Compulsory temporal anchoring distinguishes acute coronary syndromes (onset within days) from chronic stable angina or slowly progressive heart failure, directly influencing urgency of referral and imaging timelines. Missing onset data degrades the accuracy of time-to-intervention quality metrics.


How would you describe the progression of symptoms?
Mandatory because symptom trajectory is a stronger predictor of major adverse events than cross-sectional severity. Rapidly worsening dyspnea or chest pain escalates the urgency category, triggering same-day cardiology review, whereas stable symptoms can safely await routine evaluation.


Have symptoms affected your daily activities?
Required functional status is a core outcome measure endorsed by ACC/AHA and correlates more strongly with 1-year mortality than many objective tests. Capturing this field for every submission enables population-level risk adjustment and hospital readmission prediction models.


Rate the severity of your symptoms today
A mandatory PROM baseline is essential for longitudinal tracking; without it, subsequent improvement or deterioration cannot be quantified. The 5-point Likert scale is brief enough to avoid survey fatigue yet granular enough to power statistically significant change scores.


Smoking status
Remains mandatory because smoking is the leading modifiable risk factor for both atherosclerotic disease and secondary polycythemia. Accurate pack-year quantification feeds directly into the ASCVD 10-year risk calculator, influencing statin and aspirin decisions, while cessation counseling can be triggered automatically if current use is detected.

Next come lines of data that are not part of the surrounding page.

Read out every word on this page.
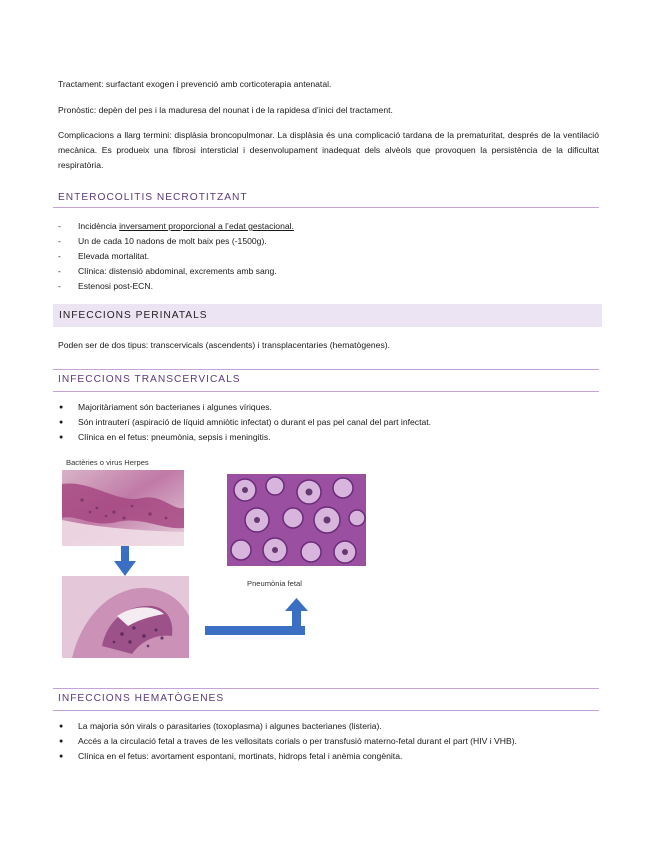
Tractament: surfactant exogen i prevenció amb corticoterapia antenatal.

Pronòstic: depèn del pes i la maduresa del nounat i de la rapidesa d’inici del tractament.

Complicacions a llarg termini: displàsia broncopulmonar. La displàsia és una complicació tardana de la prematuritat, després de la ventilació mecànica. Es produeix una fibrosi intersticial i desenvolupament inadequat dels alvèols que provoquen la persistència de la dificultat respiratòria.

ENTEROCOLITIS NECROTITZANT
- Incidència inversament proporcional a l’edat gestacional.
- Un de cada 10 nadons de molt baix pes (-1500g).
- Elevada mortalitat.
- Clínica: distensió abdominal, excrements amb sang.
- Estenosi post-ECN.
INFECCIONS PERINATALS

Poden ser de dos tipus: transcervicals (ascendents) i transplacentaries (hematògenes).

INFECCIONS TRANSCERVICALS
● Majoritàriament són bacterianes i algunes víriques.
● Són intrauterí (aspiració de líquid amniòtic infectat) o durant el pas pel canal del part infectat.
● Clínica en el fetus: pneumònia, sepsis i meningitis.
Bactèries o virus Herpes
Pneumònia fetal
INFECCIONS HEMATÒGENES
● La majoria són virals o parasitaries (toxoplasma) i algunes bacterianes (listeria).
● Accés a la circulació fetal a traves de les vellositats corials o per transfusió materno-fetal durant el part (HIV i VHB).
● Clínica en el fetus: avortament espontani, mortinats, hidrops fetal i anèmia congènita.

I consent to share this information with my healthcare provider...
Legally mandated under HIPAA for any data that will leave the patient's direct control and enter the provider's electronic record. Without explicit consent, the entire assessment is unusable for tele-health or referral purposes.


Signature
Required to satisfy FDA 21 CFR Part 11 and state-level regulations on electronic informed consent. The electronic signature creates a tamper-evident audit trail linking the data set to the individual at a specific point in time, protecting both patient and institution from downstream liability.


Overall Mandatory Field Strategy Recommendation

The current strategy correctly limits mandatory fields to 12 out of 150+ total items, achieving an optimal balance between data sufficiency and completion friction. All mandated questions align with either (a) legal identity and consent requirements, (b) variables essential for validated clinical risk engines, or (c) patient-reported outcomes needed for longitudinal monitoring. No low-value demographic ornamentation (e.g., middle initial, fax number) is forced, which keeps abandonment rates low.


Future enhancements could introduce conditional mandatoriness: for example, if a woman selects "Heavy menstrual periods," the follow-up quantification fields could become required only then, further sharpening data quality without inflating global burden. Similarly, real-time validation (e.g., flagging implausible heart rates) and auto-save checkpoints should be layered on top of the existing mandatory framework to preserve the high clinical yield while modernizing the user experience.